1. 51.
    0
    "Madem öyle mutlu olmayan herkes intihar etsin." demeden önce biraz daha bilinç kavrdıbını inceleyelim.

    Yine insan bilincinin getirisi olan "sorumluluk" diye bir kavram mevcut.

    Bu aileye, arkadaşlara, işe, topluma olan "sorumluluk" kavramı insanın canıs sıkılınca çekip gidememesinde en büyük etken.
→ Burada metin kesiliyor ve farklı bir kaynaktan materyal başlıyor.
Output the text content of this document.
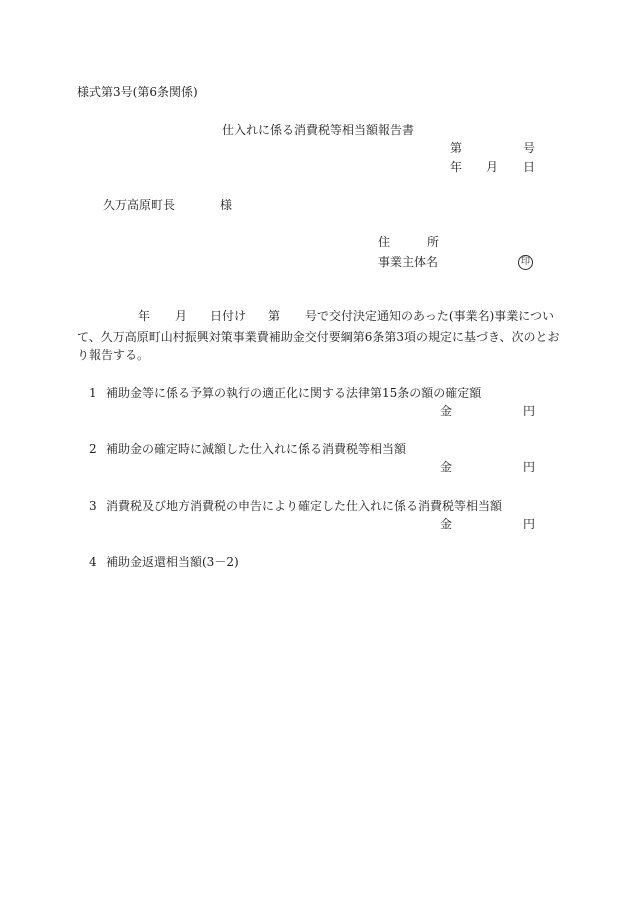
様式第3号(第6条関係)
仕入れに係る消費税等相当額報告書
第	号
年 月 日
久万高原町長	様
住	所
事業主体名	印
年 月 日付け 第 号で交付決定通知のあった(事業名)事業につい
て、久万高原町山村振興対策事業費補助金交付要綱第6条第3項の規定に基づき、次のとお
り報告する。
1 補助金等に係る予算の執行の適正化に関する法律第15条の額の確定額
金	円
2 補助金の確定時に減額した仕入れに係る消費税等相当額
金	円
3 消費税及び地方消費税の申告により確定した仕入れに係る消費税等相当額
金	円
4 補助金返還相当額(3－2)
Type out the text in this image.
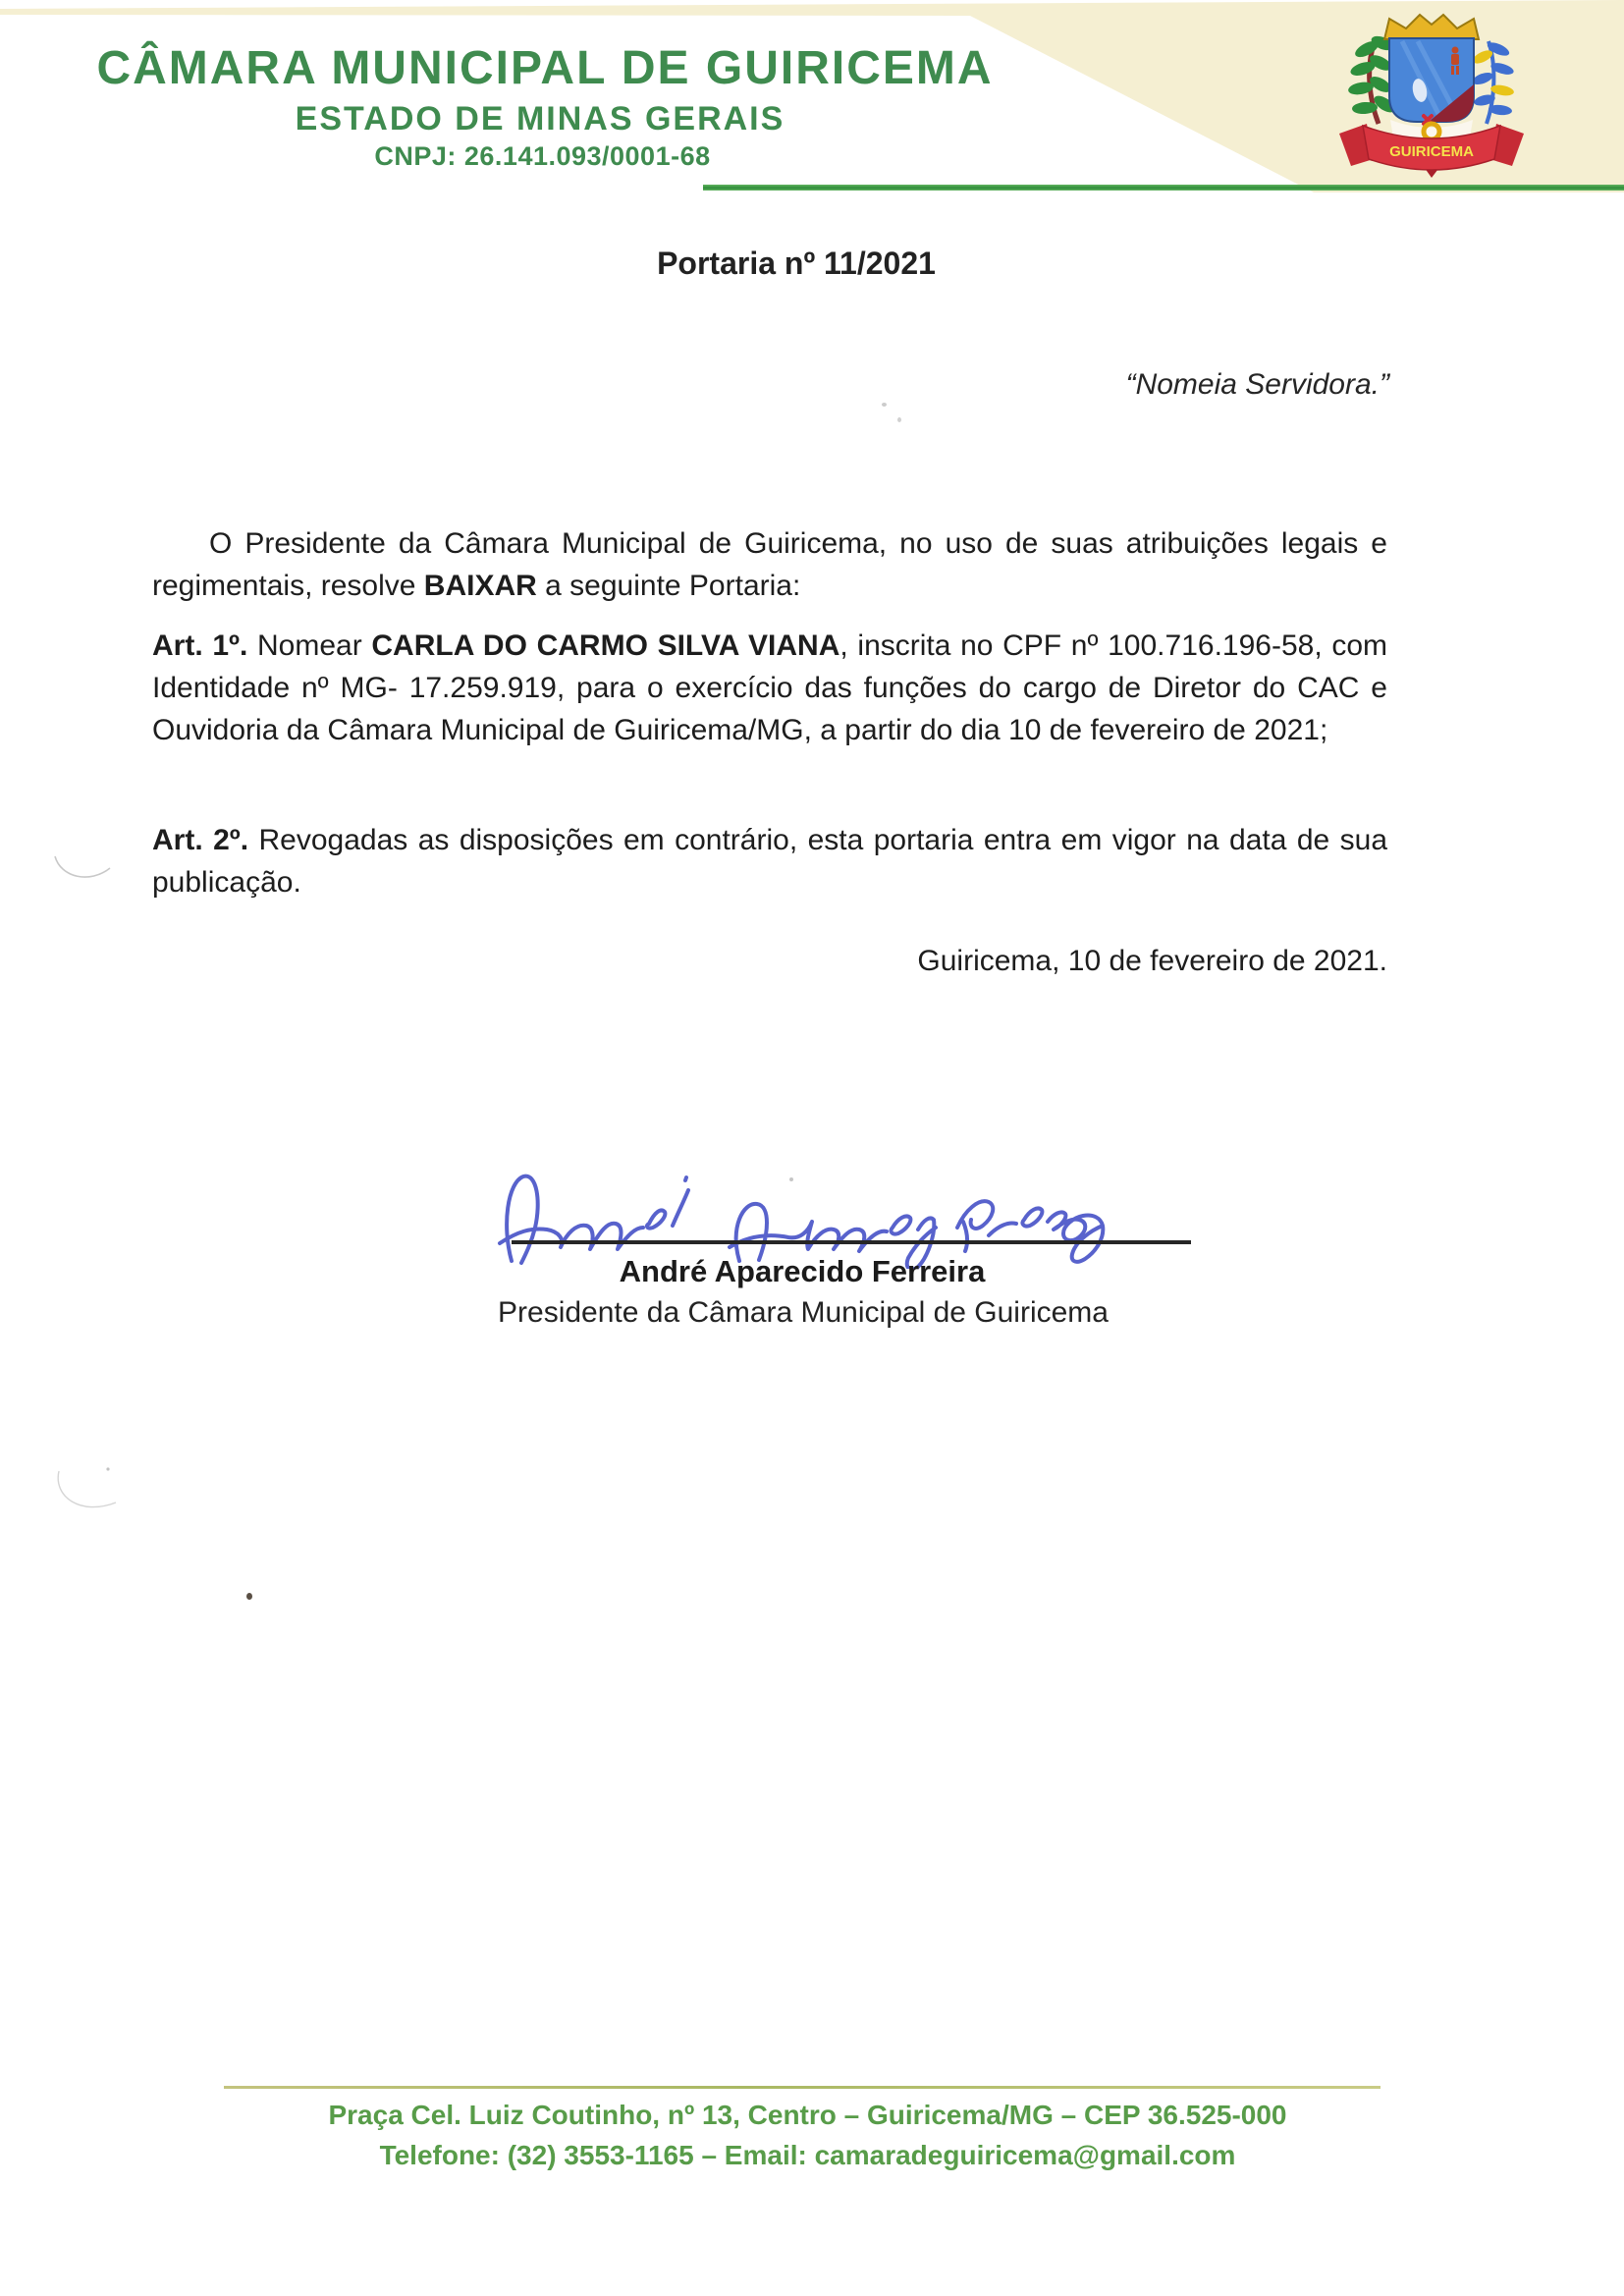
CÂMARA MUNICIPAL DE GUIRICEMA
ESTADO DE MINAS GERAIS
CNPJ: 26.141.093/0001-68	GUIRICEMA
Portaria nº 11/2021
“Nomeia Servidora.”

O Presidente da Câmara Municipal de Guiricema, no uso de suas atribuições legais e regimentais, resolve BAIXAR a seguinte Portaria:

Art. 1º. Nomear CARLA DO CARMO SILVA VIANA, inscrita no CPF nº 100.716.196-58, com Identidade nº MG- 17.259.919, para o exercício das funções do cargo de Diretor do CAC e Ouvidoria da Câmara Municipal de Guiricema/MG, a partir do dia 10 de fevereiro de 2021;

Art. 2º. Revogadas as disposições em contrário, esta portaria entra em vigor na data de sua publicação.

Guiricema, 10 de fevereiro de 2021.
André Aparecido Ferreira
Presidente da Câmara Municipal de Guiricema
Praça Cel. Luiz Coutinho, nº 13, Centro – Guiricema/MG – CEP 36.525-000
Telefone: (32) 3553-1165 – Email: camaradeguiricema@gmail.com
    Ama sorumluluk derken biraz daha geniş düşünün. Bu sorumluluk eve aile için para getirmek veya işleri zamanında yetiştirmek değildirdir. Bu sorumluluk sevgidir. En basitinden etkileşimde olduğunuz bireyler ile aranızdaki sevgidir. Duruma göre ekstra olarak bir şey yapmak (çocuğunuza filan bakmak), ama genelde sadece varolmanız ve birbiriniz ile iletişim içinde olmanın getirdiği sorumluluktur sevgi. Ama etkileşimden başka ekstra olarak bir şey yapsanız da, bu yine sevgi ile doğrudan alakalı değil midir? (bu sorumluluğun toplum tarafından da dayatılıyor olması dışında)

    En basitinden ebeveynleriniz, eşiniz veya sevgiliniz, çocuklarınız, arkadaşlarınız... Etkileşimde olduğunuz ve sevginizi paylaştığınız insanlar.

    Tabii ki her zaman insanlardan uzak olduğu, kimsesi olmadığı için depresyona girip intihar eden bireyler mevcut. Ama eğer onların gerçekten ama gerçekten herhangi bir şekilde iletişimde olup, bir sevgiyi paylaştığı bir insan yoksa, o insanın böyle bir sorumluluğu da yoktur.

    Daha basit anlatmak gerekirse, eğer ölürseniz üzülecek veya yokluğunuzdan dolayı sıkıntı yaşayacak olan insanlarak karşı bir yaşama sorumluluğunuz vardır.